Quando debatemos e refletimos sobre a chamada revolução científica e tecnológica e os seus possíveis impactos ao nível dos postos de trabalho, não podemos desconsiderar o factor tempo, ou seja, aquilo que se designa por jornada de trabalho. Existindo o tal aumento da produtividade graças aos avanços tecnológicos o passo seguinte não é, nem pode ser, o de calcular quantos dos trabalhadores podem ser despedidos, mas sim o de reduzir, sem qualquer hesitação, o número de horas trabalhadas, assegurando a manutenção do salário. Se, por um lado, esta redução seria um sinal de progresso e de justiça sociais, por outro, seria um elemento promotor da preservação dos postos de trabalho. Neste momento, em Portugal, e nas actuais condições, a redução do horário de trabalho para as 35h semanais seria também motor da criação de emprego em mais de 400 mil postos de trabalho.
Fica, assim, claro que as teses capitalistas do desemprego em massa e da flexibilização de horários e de regulamentação desmoronam como um castelo de cartas quando confrontadas com o forte sopro desta realidade.

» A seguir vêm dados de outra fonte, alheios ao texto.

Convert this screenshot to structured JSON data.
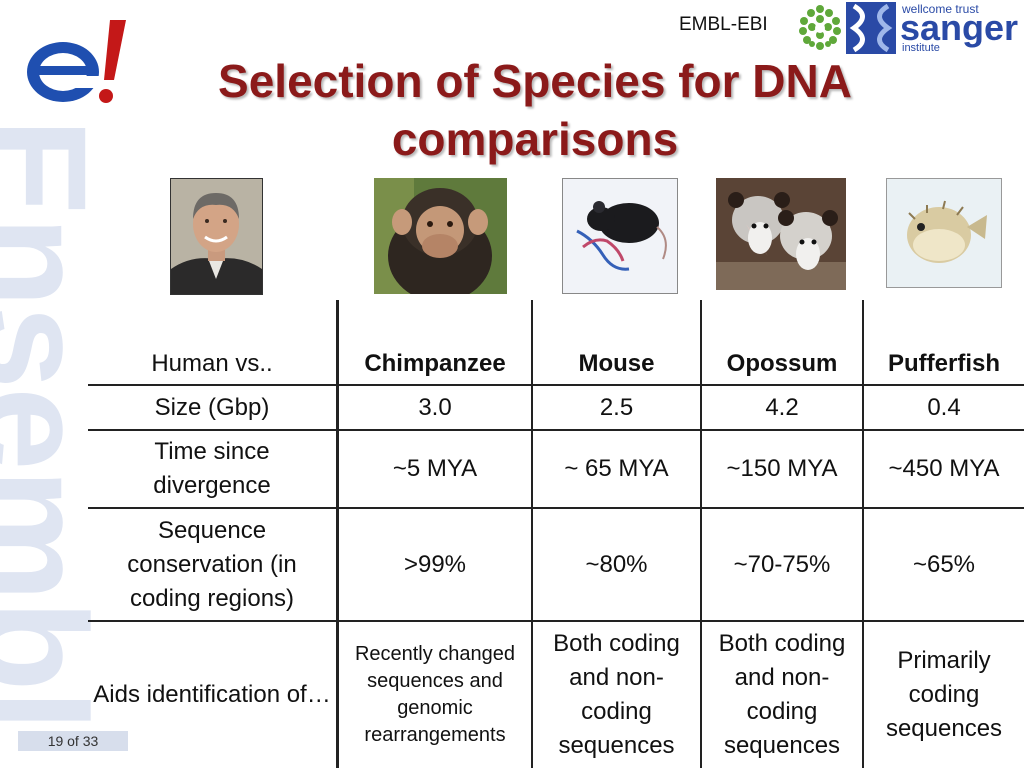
{
  "watermark": "Ensembl",
  "header": {
    "ebi_label": "EMBL-EBI",
    "sanger": {
      "top": "wellcome trust",
      "main": "sanger",
      "bottom": "institute"
    },
    "logo_icon": "ensembl-e-icon"
  },
  "title": {
    "line1": "Selection of Species for DNA",
    "line2": "comparisons"
  },
  "photos": [
    "human-photo",
    "chimpanzee-photo",
    "mouse-photo",
    "opossum-photo",
    "pufferfish-photo"
  ],
  "table": {
    "columns": [
      "Human vs..",
      "Chimpanzee",
      "Mouse",
      "Opossum",
      "Pufferfish"
    ],
    "rows": [
      {
        "label": "Size (Gbp)",
        "values": [
          "3.0",
          "2.5",
          "4.2",
          "0.4"
        ]
      },
      {
        "label": "Time since divergence",
        "values": [
          "~5 MYA",
          "~ 65 MYA",
          "~150 MYA",
          "~450 MYA"
        ]
      },
      {
        "label": "Sequence conservation (in coding regions)",
        "values": [
          ">99%",
          "~80%",
          "~70-75%",
          "~65%"
        ]
      },
      {
        "label": "Aids identification of…",
        "values": [
          "Recently changed sequences and genomic rearrangements",
          "Both coding and non-coding sequences",
          "Both coding and non-coding sequences",
          "Primarily coding sequences"
        ]
      }
    ]
  },
  "page_number": "19 of 33"
}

No entanto, a concretização desta necessária redução não poderá estar desligada da luta de massas, motor insubstituível do progresso social. E é com esta pronúncia assumidamente alentejana que evoco, volvidos quase 60 anos, as lutas dos trabalhadores dos campos do Alentejo e do Ribatejo pela jornada de trabalho de 8 horas diárias, luta levada a cabo em condições extremamente difíceis e que constituiu uma vitória histórica arrancada ao poder fascista a aos grandes proprietários da terra, e que elas sirvam de inspiração aos trabalhadores dos dias de hoje nas suas lutas diárias e na justa reivindicação pela redução do horário de trabalho, pelas 35 horas de trabalho semanal para todos.